Tilly...anyone else hate her?


Love Isabella Sanford, but Tilly behaved with a slave mentality, worse even, the House "Slave", that was the slave that would live in the master's house and wear nicer clothes, but THEY forgot who they were and would be oppressive to the other slaves. Her treatment of John was unwarranted and undignified.

Wayne Enterprises buys and sells companies like Stark Industries

reply

I liked her, she was old fashioned but she was looking out for her little girl.

reply

She was old-fashioned but that was the way she was brought up. The races should stay separate and Black folks should not try to get above themselves. I saw some of that myself when I met some of my husband's relatives as we also were interracial.

reply

Her character was representative of black people who believed that the races should stay separate. She might have believed in equal opportunity (it sounds like the people she worked for were championing that) but she still believed that the races should stay separate. There was also the issue that she loved Joanna and suspected that John's interest in Joanna may have been that "get a white girl to show you made it" syndrome (which did exist) instead of a true caring on his part for Joanna.

reply

I didn't understand her attack until I read the posts. Separate but equal. Her statement of him getting ahead of himself bothered me also until it was explained that she didn't believe he could love her. That sounds familiar with the nightmare of slavery still living and breathing. Love, it sounds so simple. It should be so easy. The way they look at you, how they touch or caress you. How you make everyday better, with the small or big things. When we all are able to define just our happiness, we will have come a long way. Well, I'm off my soapbox.

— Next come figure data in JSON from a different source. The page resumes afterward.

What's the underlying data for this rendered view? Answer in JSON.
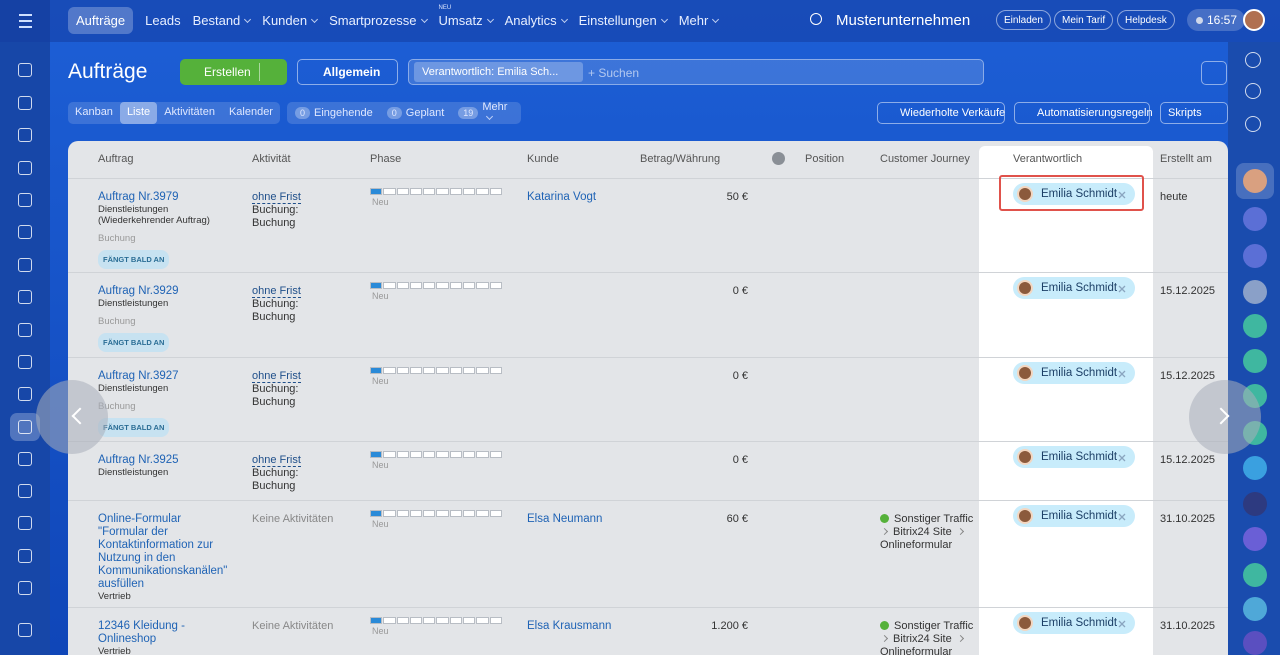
{
  "topbar": {
    "nav": [
      "Aufträge",
      "Leads",
      "Bestand",
      "Kunden",
      "Smartprozesse",
      "Umsatz",
      "Analytics",
      "Einstellungen",
      "Mehr"
    ],
    "new_badge": "NEU",
    "company": "Musterunternehmen",
    "buttons": [
      "Einladen",
      "Mein Tarif",
      "Helpdesk"
    ],
    "time": "16:57"
  },
  "header": {
    "title": "Aufträge",
    "create": "Erstellen",
    "pipeline": "Allgemein",
    "filter_tag": "Verantwortlich: Emilia Sch...",
    "search_placeholder": "+ Suchen"
  },
  "views": [
    "Kanban",
    "Liste",
    "Aktivitäten",
    "Kalender"
  ],
  "counters": [
    {
      "count": 0,
      "label": "Eingehende"
    },
    {
      "count": 0,
      "label": "Geplant"
    },
    {
      "count": 19,
      "label": "Mehr"
    }
  ],
  "actions": [
    "Wiederholte Verkäufe",
    "Automatisierungsregeln",
    "Skripts"
  ],
  "table": {
    "columns": [
      "Auftrag",
      "Aktivität",
      "Phase",
      "Kunde",
      "Betrag/Währung",
      "Position",
      "Customer Journey",
      "Verantwortlich",
      "Erstellt am"
    ],
    "rows": [
      {
        "title": "Auftrag Nr.3979",
        "desc": "Dienstleistungen (Wiederkehrender Auftrag)",
        "stage": "Buchung",
        "badge": "FÄNGT BALD AN",
        "activity": "ohne Frist",
        "activity_detail": "Buchung: Buchung",
        "phase": "Neu",
        "customer": "Katarina Vogt",
        "amount": "50 €",
        "responsible": "Emilia Schmidt",
        "created": "heute"
      },
      {
        "title": "Auftrag Nr.3929",
        "desc": "Dienstleistungen",
        "stage": "Buchung",
        "badge": "FÄNGT BALD AN",
        "activity": "ohne Frist",
        "activity_detail": "Buchung: Buchung",
        "phase": "Neu",
        "amount": "0 €",
        "responsible": "Emilia Schmidt",
        "created": "15.12.2025"
      },
      {
        "title": "Auftrag Nr.3927",
        "desc": "Dienstleistungen",
        "stage": "Buchung",
        "badge": "FÄNGT BALD AN",
        "activity": "ohne Frist",
        "activity_detail": "Buchung: Buchung",
        "phase": "Neu",
        "amount": "0 €",
        "responsible": "Emilia Schmidt",
        "created": "15.12.2025"
      },
      {
        "title": "Auftrag Nr.3925",
        "desc": "Dienstleistungen",
        "activity": "ohne Frist",
        "activity_detail": "Buchung: Buchung",
        "phase": "Neu",
        "amount": "0 €",
        "responsible": "Emilia Schmidt",
        "created": "15.12.2025"
      },
      {
        "title": "Online-Formular \"Formular der Kontaktinformation zur Nutzung in den Kommunikationskanälen\" ausfüllen",
        "desc": "Vertrieb",
        "no_activity": "Keine Aktivitäten",
        "phase": "Neu",
        "customer": "Elsa Neumann",
        "amount": "60 €",
        "journey": [
          "Sonstiger Traffic",
          "Bitrix24 Site",
          "Onlineformular"
        ],
        "responsible": "Emilia Schmidt",
        "created": "31.10.2025"
      },
      {
        "title": "12346 Kleidung - Onlineshop",
        "desc": "Vertrieb",
        "no_activity": "Keine Aktivitäten",
        "phase": "Neu",
        "customer": "Elsa Krausmann",
        "amount": "1.200 €",
        "journey": [
          "Sonstiger Traffic",
          "Bitrix24 Site",
          "Onlineformular"
        ],
        "responsible": "Emilia Schmidt",
        "created": "31.10.2025"
      }
    ]
  }
}
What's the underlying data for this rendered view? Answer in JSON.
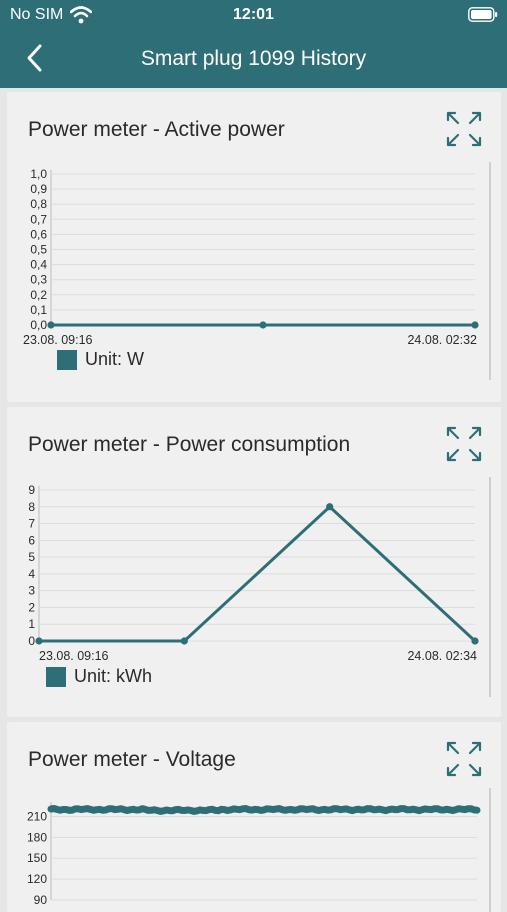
{
  "status": {
    "carrier": "No SIM",
    "time": "12:01"
  },
  "nav": {
    "title": "Smart plug 1099 History"
  },
  "colors": {
    "header": "#2e6f77",
    "series": "#2e6f77",
    "card": "#f0f0f0",
    "background": "#e6e6e6"
  },
  "icons": {
    "back": "chevron-left-icon",
    "expand": "expand-arrows-icon",
    "wifi": "wifi-icon",
    "battery": "battery-icon"
  },
  "cards": [
    {
      "title": "Power meter - Active power",
      "legend": "Unit: W"
    },
    {
      "title": "Power meter - Power consumption",
      "legend": "Unit: kWh"
    },
    {
      "title": "Power meter - Voltage",
      "legend": ""
    }
  ],
  "chart_data": [
    {
      "type": "line",
      "ylim": [
        0,
        1
      ],
      "yticks": [
        "1,0",
        "0,9",
        "0,8",
        "0,7",
        "0,6",
        "0,5",
        "0,4",
        "0,3",
        "0,2",
        "0,1",
        "0,0"
      ],
      "x_labels": {
        "start": "23.08. 09:16",
        "end": "24.08. 02:32"
      },
      "x": [
        0,
        0.5,
        1
      ],
      "series": [
        {
          "values": [
            0,
            0,
            0
          ]
        }
      ],
      "grid": true
    },
    {
      "type": "line",
      "ylim": [
        0,
        9
      ],
      "yticks": [
        "9",
        "8",
        "7",
        "6",
        "5",
        "4",
        "3",
        "2",
        "1",
        "0"
      ],
      "x_labels": {
        "start": "23.08. 09:16",
        "end": "24.08. 02:34"
      },
      "x": [
        0,
        0.3333,
        0.6667,
        1
      ],
      "series": [
        {
          "values": [
            0,
            0,
            8,
            0
          ]
        }
      ],
      "grid": true
    },
    {
      "type": "line",
      "ylim": [
        90,
        225
      ],
      "yticks": [
        "210",
        "180",
        "150",
        "120",
        "90"
      ],
      "x_labels": {
        "start": "",
        "end": ""
      },
      "series": [
        {
          "approx_value": 220
        }
      ],
      "grid": true
    }
  ]
}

If we can save humanity, we become the caretakers of the world

reply

First there was some feelings of motherhood coming through Tilly's words...She went after John based on two things, one was her fear that John was taking advantage of Joey, the second was all about race and while not correct it made sense to her...No so much keeping the races seperate, but not having one of her own over step his bounds in her opinion. Not causing trouble for their own race, not embarassing her with the family she has so many connections with, through Joey.. None of that was ever correct, but change moves slowly and it always has. Nothing can force people's minds to change so quickly and not cause resentment. She was the antagonist and she was loved for her open and honest comments and shouldn't be judged for something she didn't make...I'll always love Tilly....anyone who speaks their mind gets extra points from me, especially when they do it out of love and not hatred...

reply

out of love and not hatred...


but ignorance?

Wayne Enterprises buys and sells companies like Stark Industries

reply

[deleted]

[deleted]

I didn't see it that way. What I heard and saw was her long time association with the family (since Joey was 1 year old) and her fierce loyalty to them. Knowing that Drayton was a very well to do publisher and Joey was worth a lot of money would make Tillie very protective of Joey should men come knocking on her door.

That may be a simplistic view but it is the one I thought the producers wanted to portray.

reply

i thought it was silly that she was suspicious of John being a doctor. There were black doctors long before the 60s (Laura Ingalls Wilder even wrote about one in Little House in the Prarie, set in the 1870s) and she must have known that.